Nas falhas de segurança das telecomunicações, a culpa é da electricidade e do clima

As falhas no fornecimento de energia eléctrica ou de outros bens ou serviços por entidades externas às operadoras de telecomunicações foram nos últimos cinco anos a principal causa nas falhas de segurança.

Em 2019, a Vodafone foi a operadora com menos incidentes de segurança – teve apenas três -, seguindo-se a Altice e a NOS com seis notificações à Autoridade Nacional de Comunicações (Anacom).

Se em 2018 apenas foram afectados 2,4 milhões de assinantes/acessos, no ano passado mais de 12,3 milhões de assinantes ou acessos tiveram algum impacto com estes incidentes, com mais de 4,6 milhões em Outubro, 3 milhões em Março e quase 2,9 milhões em Maio. A duração média dos incidentes foi de 24 horas, perante as 31 horas registadas em 2018.

Os dados constam do “Relatório de violações de segurança ou perdas de integridade (2019)“, da Anacom mas tendo por base as notificações enviadas pelas operadoras.

No ano passado ocorreram 80 incidentes de segurança, perante os 113 registados em 2018. Antes, registaram-se 100 incidentes em 2015, 105 em 2016 e 192 em 2017.

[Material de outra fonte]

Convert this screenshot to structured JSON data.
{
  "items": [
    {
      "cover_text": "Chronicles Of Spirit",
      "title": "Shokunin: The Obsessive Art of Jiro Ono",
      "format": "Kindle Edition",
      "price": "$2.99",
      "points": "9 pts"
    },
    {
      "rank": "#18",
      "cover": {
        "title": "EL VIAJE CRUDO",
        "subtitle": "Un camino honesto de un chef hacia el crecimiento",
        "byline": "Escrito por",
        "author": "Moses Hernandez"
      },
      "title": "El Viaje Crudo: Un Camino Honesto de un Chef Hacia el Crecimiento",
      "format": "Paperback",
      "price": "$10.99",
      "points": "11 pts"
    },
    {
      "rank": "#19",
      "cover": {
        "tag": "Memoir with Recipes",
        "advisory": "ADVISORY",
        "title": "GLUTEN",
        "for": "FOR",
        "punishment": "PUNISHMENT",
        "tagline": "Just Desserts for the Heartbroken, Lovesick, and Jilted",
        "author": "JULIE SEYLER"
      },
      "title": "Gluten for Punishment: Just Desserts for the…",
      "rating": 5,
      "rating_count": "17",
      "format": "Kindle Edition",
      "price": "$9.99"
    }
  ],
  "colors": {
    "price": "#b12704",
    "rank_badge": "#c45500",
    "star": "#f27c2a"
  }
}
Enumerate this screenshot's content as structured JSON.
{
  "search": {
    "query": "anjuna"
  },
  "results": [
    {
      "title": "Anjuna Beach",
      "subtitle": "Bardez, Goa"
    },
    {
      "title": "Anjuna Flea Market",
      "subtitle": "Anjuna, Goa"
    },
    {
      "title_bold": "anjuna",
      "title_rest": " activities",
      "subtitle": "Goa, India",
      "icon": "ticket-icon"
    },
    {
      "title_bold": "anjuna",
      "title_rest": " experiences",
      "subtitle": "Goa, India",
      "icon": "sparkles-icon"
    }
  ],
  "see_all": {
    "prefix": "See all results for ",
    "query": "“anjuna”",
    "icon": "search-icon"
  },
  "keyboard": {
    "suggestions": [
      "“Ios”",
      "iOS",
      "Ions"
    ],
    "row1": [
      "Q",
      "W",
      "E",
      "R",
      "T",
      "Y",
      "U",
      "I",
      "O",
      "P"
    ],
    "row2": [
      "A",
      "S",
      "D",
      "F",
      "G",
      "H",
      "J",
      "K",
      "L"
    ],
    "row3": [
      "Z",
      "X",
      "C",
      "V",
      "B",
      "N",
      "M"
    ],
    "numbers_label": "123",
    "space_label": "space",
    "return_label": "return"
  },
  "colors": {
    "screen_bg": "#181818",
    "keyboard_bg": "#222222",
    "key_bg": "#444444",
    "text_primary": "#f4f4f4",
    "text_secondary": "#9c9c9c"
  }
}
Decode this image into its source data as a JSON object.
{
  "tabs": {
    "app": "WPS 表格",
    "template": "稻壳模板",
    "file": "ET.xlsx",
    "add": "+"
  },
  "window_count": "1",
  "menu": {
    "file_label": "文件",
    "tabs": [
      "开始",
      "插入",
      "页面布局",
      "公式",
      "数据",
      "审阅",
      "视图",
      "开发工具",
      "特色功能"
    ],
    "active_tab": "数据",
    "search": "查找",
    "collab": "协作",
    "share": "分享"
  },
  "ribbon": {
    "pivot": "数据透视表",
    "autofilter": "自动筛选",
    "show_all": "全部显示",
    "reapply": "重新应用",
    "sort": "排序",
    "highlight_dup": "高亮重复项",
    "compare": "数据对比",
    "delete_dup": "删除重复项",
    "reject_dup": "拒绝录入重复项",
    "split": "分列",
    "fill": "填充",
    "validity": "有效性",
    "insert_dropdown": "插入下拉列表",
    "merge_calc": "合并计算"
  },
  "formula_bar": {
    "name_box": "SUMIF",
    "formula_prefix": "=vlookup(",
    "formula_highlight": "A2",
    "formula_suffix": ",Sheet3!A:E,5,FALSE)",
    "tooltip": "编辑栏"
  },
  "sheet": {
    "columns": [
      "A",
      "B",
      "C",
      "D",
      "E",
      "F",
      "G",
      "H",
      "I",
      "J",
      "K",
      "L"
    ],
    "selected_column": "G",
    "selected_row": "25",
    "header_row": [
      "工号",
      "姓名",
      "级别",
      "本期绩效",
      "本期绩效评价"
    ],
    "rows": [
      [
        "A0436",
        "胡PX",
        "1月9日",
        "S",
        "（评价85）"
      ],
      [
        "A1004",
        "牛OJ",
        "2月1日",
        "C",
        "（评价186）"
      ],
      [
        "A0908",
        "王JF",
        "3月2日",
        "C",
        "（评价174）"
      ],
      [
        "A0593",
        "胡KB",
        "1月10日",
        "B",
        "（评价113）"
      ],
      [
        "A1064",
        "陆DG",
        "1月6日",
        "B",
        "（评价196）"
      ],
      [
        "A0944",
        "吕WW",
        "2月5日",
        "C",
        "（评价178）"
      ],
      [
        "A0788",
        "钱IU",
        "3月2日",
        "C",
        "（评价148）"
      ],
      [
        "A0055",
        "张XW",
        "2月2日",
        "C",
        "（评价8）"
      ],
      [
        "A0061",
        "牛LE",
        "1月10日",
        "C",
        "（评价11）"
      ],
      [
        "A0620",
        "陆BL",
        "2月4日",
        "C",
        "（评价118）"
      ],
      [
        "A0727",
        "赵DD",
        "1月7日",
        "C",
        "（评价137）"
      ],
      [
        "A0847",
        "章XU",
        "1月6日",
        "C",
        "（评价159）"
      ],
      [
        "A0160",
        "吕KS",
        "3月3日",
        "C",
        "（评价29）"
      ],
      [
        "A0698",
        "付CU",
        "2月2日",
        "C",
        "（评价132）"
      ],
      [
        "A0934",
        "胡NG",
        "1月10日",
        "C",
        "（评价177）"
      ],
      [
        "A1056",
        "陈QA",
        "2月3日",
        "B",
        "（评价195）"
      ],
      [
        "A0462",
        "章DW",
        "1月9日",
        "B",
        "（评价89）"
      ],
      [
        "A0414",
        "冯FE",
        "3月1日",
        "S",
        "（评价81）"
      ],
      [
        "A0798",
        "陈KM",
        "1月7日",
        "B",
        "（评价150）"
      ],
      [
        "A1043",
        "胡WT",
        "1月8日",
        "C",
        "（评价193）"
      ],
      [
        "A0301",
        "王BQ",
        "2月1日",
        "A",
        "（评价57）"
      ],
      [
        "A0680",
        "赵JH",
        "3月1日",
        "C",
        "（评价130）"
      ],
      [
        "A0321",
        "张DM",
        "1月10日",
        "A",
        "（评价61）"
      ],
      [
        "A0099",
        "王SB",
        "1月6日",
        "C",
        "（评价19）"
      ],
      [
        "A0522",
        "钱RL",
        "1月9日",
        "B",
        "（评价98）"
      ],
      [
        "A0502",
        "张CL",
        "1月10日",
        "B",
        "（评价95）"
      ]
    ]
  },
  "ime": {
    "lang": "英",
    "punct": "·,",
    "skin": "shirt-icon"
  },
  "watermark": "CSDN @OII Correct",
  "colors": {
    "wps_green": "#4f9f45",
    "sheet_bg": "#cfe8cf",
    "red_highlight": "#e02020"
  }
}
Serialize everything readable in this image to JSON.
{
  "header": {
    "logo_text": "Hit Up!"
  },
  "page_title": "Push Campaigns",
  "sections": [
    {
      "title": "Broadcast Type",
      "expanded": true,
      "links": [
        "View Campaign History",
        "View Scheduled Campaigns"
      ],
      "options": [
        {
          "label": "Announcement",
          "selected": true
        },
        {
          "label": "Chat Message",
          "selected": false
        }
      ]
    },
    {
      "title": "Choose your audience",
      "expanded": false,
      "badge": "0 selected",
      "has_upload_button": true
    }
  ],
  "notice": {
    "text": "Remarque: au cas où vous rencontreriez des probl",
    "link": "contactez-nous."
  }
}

“Na realidade em 2019, os valores registados em Março, Maio e Outubro, foram devidos a incidentes de segurança cujo impacto teve dimensões a nível nacional”, nomeadamente os mais graves em Março por falha de hardware/software, em Maio por erro humano e em Outubro por falha de hardware/software e ataque malicioso.

Se os incidentes de segurança tiveram o maior impacto em assinantes/acessos afectados (cerca de 8 milhões) por erro humano (cerca de 3 milhões) em 2019, no ano anterior foram de apenas 1 milhão ou 432 mil, respectivamente.

O número de incidentes mensais registado pela Anacom para cada ano regista 15 incidentes em Outubro de 2015, duas dezenas em Agosto do ano seguinte, 51 em Outubro de 2017, uma descida para 23 em Março de 2018, que prosseguiu com os 13 em Janeiro do ano passado.

“As falhas no fornecimento de bens ou serviços por entidade externa foram a causa raiz dominante” no quinquénio, refere a Anacom, notando que se trataram “de falhas no fornecimento de energia eléctrica, algumas das quais foram, por sua vez, consequências de fenómenos climáticos adversos”.

No total dos cinco anos, as principais causas “foram, em ordem decrescente: falha no fornecimento de bens ou serviços por entidade externa, nomeadamente falhas no fornecimento de energia eléctrica (42%, correspondente a 247 incidentes de segurança com esta causa raiz de um total de 590 de incidentes de segurança notificados durante este período), falha de hardware/software (24%, 144 de 590) e acidente/desastre natural, nomeadamente intempéries ou incêndios florestais (23%, 138 de 590)”.

Em termos de serviços afectados no ano passado, os principais foram a telefonia fixa (75%), a Internet fixa (25%) e a telefonia móvel, com 68%. A percentagem é superior a 100% porque “a maioria das notificações teve impacto em dois ou mais serviços”.

A Anacom reportou oito incidentes de segurança à agência europeia de segurança ENISA, quando em 2018 o fez para cinco casos.